Of course, protections do nothing without adequate enforcement and education of local peoples about the important roles gibbons play in their environments. Fortunately, the Wildlife Conservation Society aims to improve the gibbons’ situation in Myanmar. Focusing primarily on the regions near the Mahamyaing Sanctuary, the society puts on educational programming for local school children, teaching them about the importance of gibbon conservation and why these animals should never be hunted. It also provides limited support for increased patrols of the sanctuary and promotes ecotourism in the Hukaung Valley. Obviously more projects like this are needed in other regions, but ongoing unrest in Myanmar makes their initiation and facilitation nearly impossible at the moment.

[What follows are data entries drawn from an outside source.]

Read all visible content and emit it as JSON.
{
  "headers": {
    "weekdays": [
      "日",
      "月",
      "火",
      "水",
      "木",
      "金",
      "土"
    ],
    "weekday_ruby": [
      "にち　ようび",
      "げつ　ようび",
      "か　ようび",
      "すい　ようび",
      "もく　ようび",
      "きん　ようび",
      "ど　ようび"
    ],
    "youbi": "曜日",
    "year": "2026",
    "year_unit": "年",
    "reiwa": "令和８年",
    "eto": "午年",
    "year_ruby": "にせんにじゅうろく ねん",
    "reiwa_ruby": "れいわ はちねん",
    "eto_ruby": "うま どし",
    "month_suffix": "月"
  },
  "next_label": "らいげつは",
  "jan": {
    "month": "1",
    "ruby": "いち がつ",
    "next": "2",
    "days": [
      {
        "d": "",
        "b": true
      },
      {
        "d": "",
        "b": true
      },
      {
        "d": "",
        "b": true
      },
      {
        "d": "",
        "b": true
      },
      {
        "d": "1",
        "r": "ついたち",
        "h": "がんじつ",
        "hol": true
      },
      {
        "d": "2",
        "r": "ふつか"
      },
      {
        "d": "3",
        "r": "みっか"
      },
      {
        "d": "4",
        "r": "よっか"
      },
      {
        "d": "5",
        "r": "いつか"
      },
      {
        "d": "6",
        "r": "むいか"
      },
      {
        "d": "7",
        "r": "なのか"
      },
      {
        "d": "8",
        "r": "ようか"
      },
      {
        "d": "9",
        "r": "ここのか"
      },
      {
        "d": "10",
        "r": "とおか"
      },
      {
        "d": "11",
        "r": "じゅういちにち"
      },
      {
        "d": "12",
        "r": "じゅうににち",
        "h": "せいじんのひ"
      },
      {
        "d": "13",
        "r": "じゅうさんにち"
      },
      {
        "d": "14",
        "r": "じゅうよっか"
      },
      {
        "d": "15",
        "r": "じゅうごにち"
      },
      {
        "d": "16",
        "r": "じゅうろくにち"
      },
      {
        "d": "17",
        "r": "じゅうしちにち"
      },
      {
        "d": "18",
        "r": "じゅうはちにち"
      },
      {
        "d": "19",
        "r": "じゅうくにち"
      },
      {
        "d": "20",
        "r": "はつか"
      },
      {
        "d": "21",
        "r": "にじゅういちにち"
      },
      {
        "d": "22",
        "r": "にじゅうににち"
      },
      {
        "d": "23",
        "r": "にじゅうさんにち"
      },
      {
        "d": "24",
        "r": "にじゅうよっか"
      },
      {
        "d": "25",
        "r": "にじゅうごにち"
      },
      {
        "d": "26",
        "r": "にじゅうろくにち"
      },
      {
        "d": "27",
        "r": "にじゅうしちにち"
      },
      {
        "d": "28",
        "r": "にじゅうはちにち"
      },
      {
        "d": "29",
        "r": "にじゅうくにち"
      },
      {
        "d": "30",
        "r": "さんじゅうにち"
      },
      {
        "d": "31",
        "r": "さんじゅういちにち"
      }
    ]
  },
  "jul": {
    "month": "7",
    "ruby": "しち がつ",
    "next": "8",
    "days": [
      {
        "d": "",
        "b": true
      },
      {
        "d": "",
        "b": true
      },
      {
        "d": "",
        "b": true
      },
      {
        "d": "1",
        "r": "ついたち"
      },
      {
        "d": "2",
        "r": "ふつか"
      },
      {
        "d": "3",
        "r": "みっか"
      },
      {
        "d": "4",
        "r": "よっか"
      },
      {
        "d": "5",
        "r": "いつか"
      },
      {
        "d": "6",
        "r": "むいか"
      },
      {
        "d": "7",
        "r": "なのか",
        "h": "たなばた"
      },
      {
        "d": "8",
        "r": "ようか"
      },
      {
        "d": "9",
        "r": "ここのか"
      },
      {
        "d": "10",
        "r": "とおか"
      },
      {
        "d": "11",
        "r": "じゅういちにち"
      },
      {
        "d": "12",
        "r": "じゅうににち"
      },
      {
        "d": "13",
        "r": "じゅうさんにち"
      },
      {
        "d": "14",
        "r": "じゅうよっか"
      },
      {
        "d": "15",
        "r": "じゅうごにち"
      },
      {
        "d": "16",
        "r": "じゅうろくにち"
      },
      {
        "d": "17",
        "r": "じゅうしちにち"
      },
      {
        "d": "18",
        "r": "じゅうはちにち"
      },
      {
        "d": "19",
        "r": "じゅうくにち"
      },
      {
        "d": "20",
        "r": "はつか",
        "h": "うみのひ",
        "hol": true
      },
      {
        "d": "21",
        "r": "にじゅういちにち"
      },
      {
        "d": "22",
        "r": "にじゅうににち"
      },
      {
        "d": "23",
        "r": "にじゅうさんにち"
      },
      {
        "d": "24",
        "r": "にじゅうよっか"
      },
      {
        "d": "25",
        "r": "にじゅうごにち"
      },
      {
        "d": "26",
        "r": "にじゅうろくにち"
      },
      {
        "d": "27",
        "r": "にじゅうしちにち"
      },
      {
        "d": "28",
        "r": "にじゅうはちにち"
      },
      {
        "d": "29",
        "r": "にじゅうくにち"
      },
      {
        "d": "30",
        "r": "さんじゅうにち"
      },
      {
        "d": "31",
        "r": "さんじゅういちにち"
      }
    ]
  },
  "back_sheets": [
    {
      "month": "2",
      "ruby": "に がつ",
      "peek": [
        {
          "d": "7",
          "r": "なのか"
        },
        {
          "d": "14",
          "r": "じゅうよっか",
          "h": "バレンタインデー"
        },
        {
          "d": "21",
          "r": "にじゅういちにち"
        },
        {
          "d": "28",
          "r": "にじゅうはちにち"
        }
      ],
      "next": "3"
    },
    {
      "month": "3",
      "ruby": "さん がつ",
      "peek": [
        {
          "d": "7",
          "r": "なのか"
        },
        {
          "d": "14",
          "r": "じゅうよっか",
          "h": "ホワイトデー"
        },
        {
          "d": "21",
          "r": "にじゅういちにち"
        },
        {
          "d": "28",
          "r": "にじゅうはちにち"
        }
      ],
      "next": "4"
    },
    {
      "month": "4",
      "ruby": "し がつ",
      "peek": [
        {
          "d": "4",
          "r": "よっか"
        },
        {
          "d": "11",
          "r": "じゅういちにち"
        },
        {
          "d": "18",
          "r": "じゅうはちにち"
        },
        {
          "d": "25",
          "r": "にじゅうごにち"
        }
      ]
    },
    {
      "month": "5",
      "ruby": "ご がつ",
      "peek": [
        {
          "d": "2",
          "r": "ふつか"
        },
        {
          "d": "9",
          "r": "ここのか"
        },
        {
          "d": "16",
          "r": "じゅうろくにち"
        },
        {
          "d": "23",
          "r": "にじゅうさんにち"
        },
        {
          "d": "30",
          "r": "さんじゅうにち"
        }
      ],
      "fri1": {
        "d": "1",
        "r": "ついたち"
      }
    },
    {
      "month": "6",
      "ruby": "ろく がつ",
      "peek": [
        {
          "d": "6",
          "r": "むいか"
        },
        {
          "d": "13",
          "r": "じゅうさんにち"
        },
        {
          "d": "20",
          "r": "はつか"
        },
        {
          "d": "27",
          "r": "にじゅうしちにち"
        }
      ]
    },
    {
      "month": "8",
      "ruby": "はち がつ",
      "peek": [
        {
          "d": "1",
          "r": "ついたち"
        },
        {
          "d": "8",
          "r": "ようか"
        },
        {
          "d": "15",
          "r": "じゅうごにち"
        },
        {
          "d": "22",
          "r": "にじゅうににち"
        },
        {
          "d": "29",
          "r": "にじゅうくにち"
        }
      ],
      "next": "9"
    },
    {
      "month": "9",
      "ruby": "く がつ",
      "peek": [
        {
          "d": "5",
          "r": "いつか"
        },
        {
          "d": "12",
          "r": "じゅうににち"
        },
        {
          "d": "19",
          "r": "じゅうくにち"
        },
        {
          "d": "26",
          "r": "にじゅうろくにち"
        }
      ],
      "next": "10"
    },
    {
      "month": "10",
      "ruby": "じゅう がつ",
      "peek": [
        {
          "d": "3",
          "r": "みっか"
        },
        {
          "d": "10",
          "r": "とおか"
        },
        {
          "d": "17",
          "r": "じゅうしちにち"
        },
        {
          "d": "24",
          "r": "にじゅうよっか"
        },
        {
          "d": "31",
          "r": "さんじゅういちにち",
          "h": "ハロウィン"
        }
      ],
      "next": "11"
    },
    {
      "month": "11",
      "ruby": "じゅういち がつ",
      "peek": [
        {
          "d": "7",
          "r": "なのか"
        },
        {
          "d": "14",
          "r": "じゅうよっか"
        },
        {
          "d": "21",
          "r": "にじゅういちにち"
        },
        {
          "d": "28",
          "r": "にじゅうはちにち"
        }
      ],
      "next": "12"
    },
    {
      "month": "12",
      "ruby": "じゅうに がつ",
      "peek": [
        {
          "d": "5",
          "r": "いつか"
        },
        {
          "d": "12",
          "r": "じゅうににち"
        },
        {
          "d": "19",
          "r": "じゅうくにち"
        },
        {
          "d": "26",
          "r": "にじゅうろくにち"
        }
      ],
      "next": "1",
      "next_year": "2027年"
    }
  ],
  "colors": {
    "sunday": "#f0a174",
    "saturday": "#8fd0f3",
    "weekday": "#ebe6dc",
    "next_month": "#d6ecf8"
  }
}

Another project, conducted by People Resources and Conservation Foundation (PRCF) works with local Karen people native to northeastern Myanmar. With their help, the foundation has been mapping high-priority areas for gibbon conservation and writing conservation action plans to protect gibbons and their habitats. The Karen people also have long-standing and rich oral and folkloric traditions relating to their natural environment and its resources, including gibbons. PRCF has been working to document these in the native Karen language to ensure they are preserved in hopes of inspiring future generations to respect and protect these forests and the creatures living in them as their ancestors have.